Others whine that there's nothing new about the story. Sorry, guys and gals, but that one just doesn't fly. Most of the great literature is based on old, oft-repeated stories, from Gilgamesh to Troy to Beowulf to Shakespeare to Hitchcock to Bergman. There's a reason the same old chestnuts keep coming back, in one form after another. People crave these stories. Children, in fact, should love this one, even if their oh-so-sophisticated parents may not. And the movie teaches life lessons of curbing your own selfishness, teamwork, helping others, respecting earlier generations, letting your wealth trickle down - oh, and striving to excel.
This "red state/blue state" prism that many have tried to force the movie through is just bizarre and tiresome. It's irrelevant. The movie doesn't attempt to divide and polarize - it successfully finds common ground.
I live on Old Route 66, by the way - on a part that got the Interstate (I-40) going right through it (and I-25 as well), but nearby to places that didn't. They got the details right, right down to the spectacular scenery. You elitists in the Midwest may not recognize the realism, having mainly old Roadrunner cartoons to go by, but a big part of the thrill of the movie, for me, was how accurate the mountains and deserts looked (with slight cartoon exaggeration, of course.)

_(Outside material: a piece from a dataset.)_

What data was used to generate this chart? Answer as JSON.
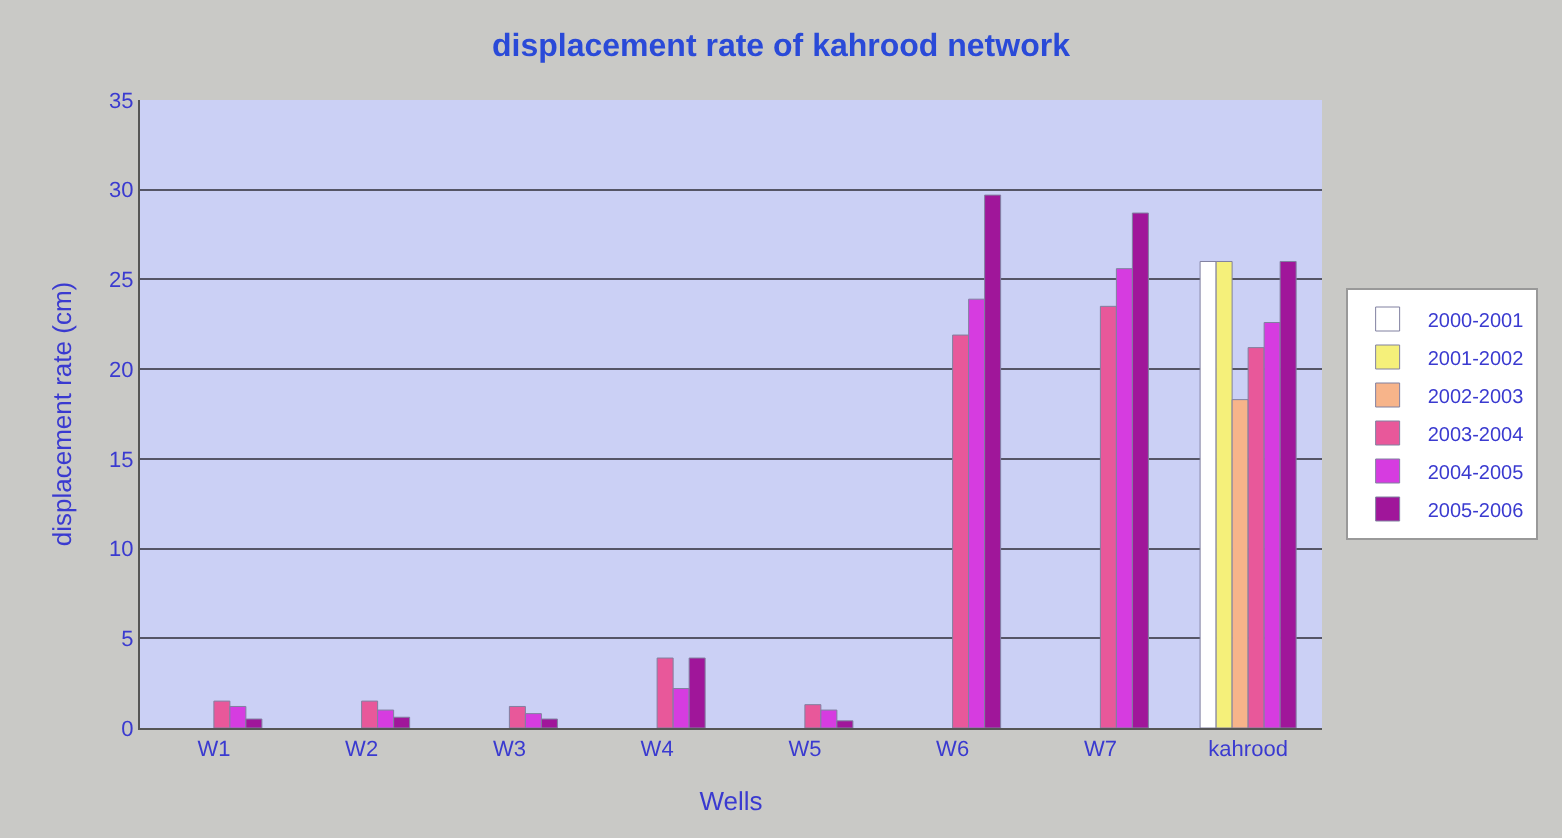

And then there was the thrill of the road - if you weren't moved by the opening sequence coming into the racing stadium, then frankly, I pity you. Driving on the Interstate, by day and by night, driving on the twists and turns of Old 66, cruising main street, speeding across the fields pursued by Frank the Harvester - it's what's fires America's romance with the automobile. (Well, maybe not the part about Frank.)
We'll eventually be using more public transit. Many of us will be able to reproduce a fair amount of the thrill of the road via bicycle. But there will always be a desire for fast, reliable personal transportation - and it doesn't need to be petroleum-fueled. You're not going to kill this desire by snarking about SUVs, peak oil, or global warming. In one form or another, people want to be able to drive where they want to go, by their own schedule, on their own journeys of discovery.
If you break down and go to see Cars, maybe you, too can remember this thrill.